In der gesetzlichen Krankenversicherung haben Sie Anspruch auf Leistungen, die Krankheiten vorbeugen oder der Behandlung von Krankheiten dienen. Das Patientenrechtegesetz sieht vor, dass die Krankenkassen über Anträge auf Leistungen (zB für Heil- und Hilfsmittel, Haushaltshilfen, Hauskrankenpflege) innerhalb von drei Wochen nach Antragseingang entscheiden. Ist das Gutachten eines Sachverständigen, insbesondere des Ärztlichen Dienstes der Krankenkassen, erforderlich, müssen die Krankenkassen innerhalb von fünf Wochen nach Eingang des Antrags entscheiden, ob die Leistung bewilligt wird.
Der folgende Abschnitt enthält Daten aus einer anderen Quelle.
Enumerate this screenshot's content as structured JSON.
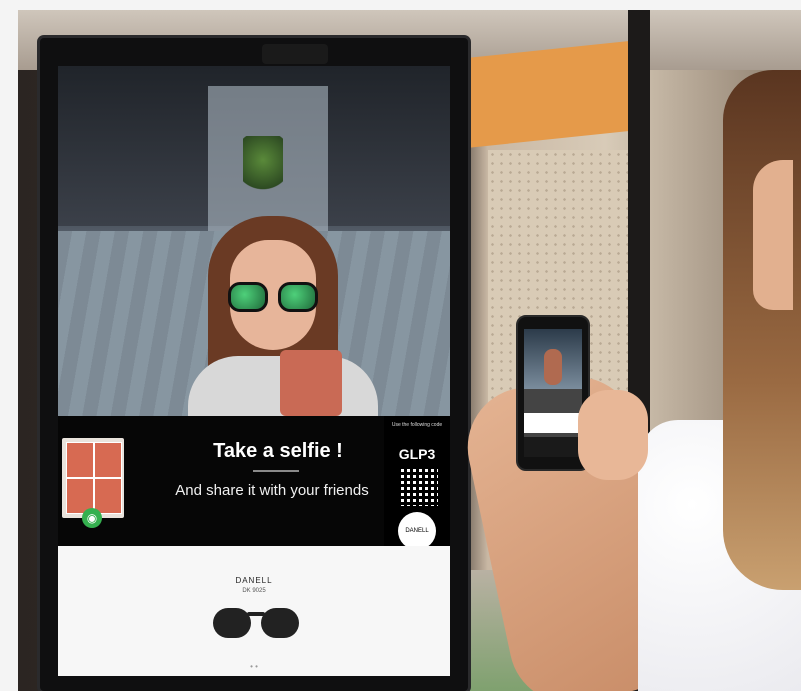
{
  "kiosk": {
    "cta_title": "Take a selfie !",
    "cta_subtitle": "And share it with your friends",
    "code_hint": "Use the following code",
    "code_value": "GLP3",
    "logo_text": "DANELL",
    "product": {
      "brand": "DANELL",
      "model": "DK 9025"
    }
  },
  "colors": {
    "accent_green": "#35b04f",
    "lens_green": "#3fbf6a"
  },
  "icons": {
    "camera": "camera-icon",
    "qr": "qr-code-icon"
  }
}
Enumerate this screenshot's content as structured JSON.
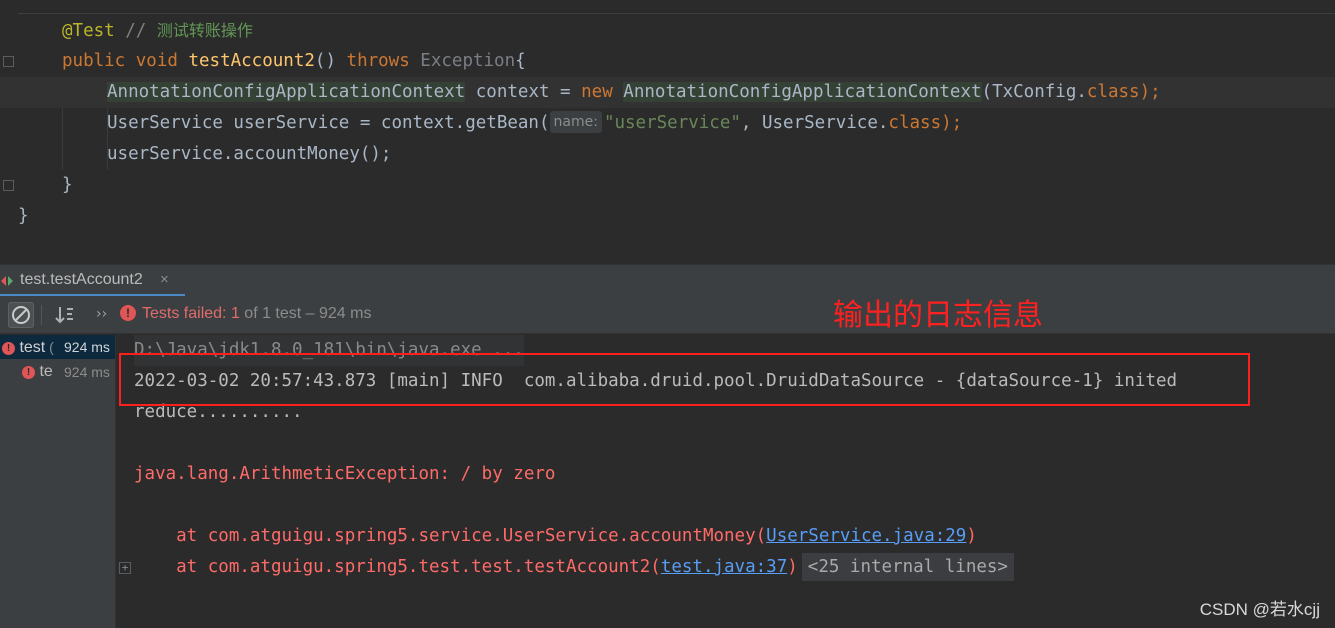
{
  "editor": {
    "lines": {
      "l1": {
        "annotation": "@Test",
        "comment_slashes": " // ",
        "comment_text": "测试转账操作"
      },
      "l2": {
        "public": "public",
        "void": "void",
        "method": "testAccount2",
        "parens": "()",
        "throws": "throws",
        "exception": "Exception",
        "brace": "{"
      },
      "l3": {
        "type": "AnnotationConfigApplicationContext",
        "rest": " context = ",
        "new": "new",
        "ctor": "AnnotationConfigApplicationContext",
        "arg": "(TxConfig.",
        "class_kw": "class",
        "end": ");"
      },
      "l4": {
        "text": "UserService userService = context.getBean(",
        "hint": "name:",
        "string": "\"userService\"",
        "mid": ", UserService.",
        "class_kw": "class",
        "end": ");"
      },
      "l5": {
        "text": "userService.accountMoney();"
      },
      "l6": {
        "text": "}"
      },
      "l7": {
        "text": "}"
      }
    }
  },
  "run_panel": {
    "tab_label": "test.testAccount2",
    "tab_close": "×",
    "status": {
      "failed_label": "Tests failed:",
      "count": "1",
      "of_text": "of 1 test – 924 ms"
    },
    "chevron": "››",
    "tree": [
      {
        "name": "test",
        "suffix": " (",
        "time": "924 ms"
      },
      {
        "name": "te",
        "time": "924 ms"
      }
    ],
    "console": {
      "cmd": "D:\\Java\\jdk1.8.0_181\\bin\\java.exe ...",
      "log": "2022-03-02 20:57:43.873 [main] INFO  com.alibaba.druid.pool.DruidDataSource - {dataSource-1} inited",
      "reduce": "reduce..........",
      "exception": "java.lang.ArithmeticException: / by zero",
      "trace1_prefix": "    at com.atguigu.spring5.service.UserService.accountMoney(",
      "trace1_link": "UserService.java:29",
      "trace1_suffix": ")",
      "trace2_prefix": "    at com.atguigu.spring5.test.test.testAccount2(",
      "trace2_link": "test.java:37",
      "trace2_suffix": ")",
      "internal_lines": "<25 internal lines>"
    }
  },
  "overlay": {
    "annotation_text": "输出的日志信息",
    "highlight_color": "#ff1f1f"
  },
  "watermark": "CSDN @若水cjj"
}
Kann sie die Frist nicht einhalten, hat sie dies der versicherten Person rechtzeitig und schriftlich unter Angabe von Gründen mitzuteilen. Erfolgt nach Ablauf der Frist keine schriftliche Begründung, wird der Antrag auf eine Leistung nur vorläufig genehmigt (Az. B 1 KR 9/18 / R). Die Versicherten können dann die notwendigen Leistungen selbst in Anspruch nehmen und erhalten, sofern von der Krankenkasse genehmigt, die Kosten erstattet. Die Krankenkasse kann den Leistungsantrag aber auch nach Ablauf der Frist ablehnen.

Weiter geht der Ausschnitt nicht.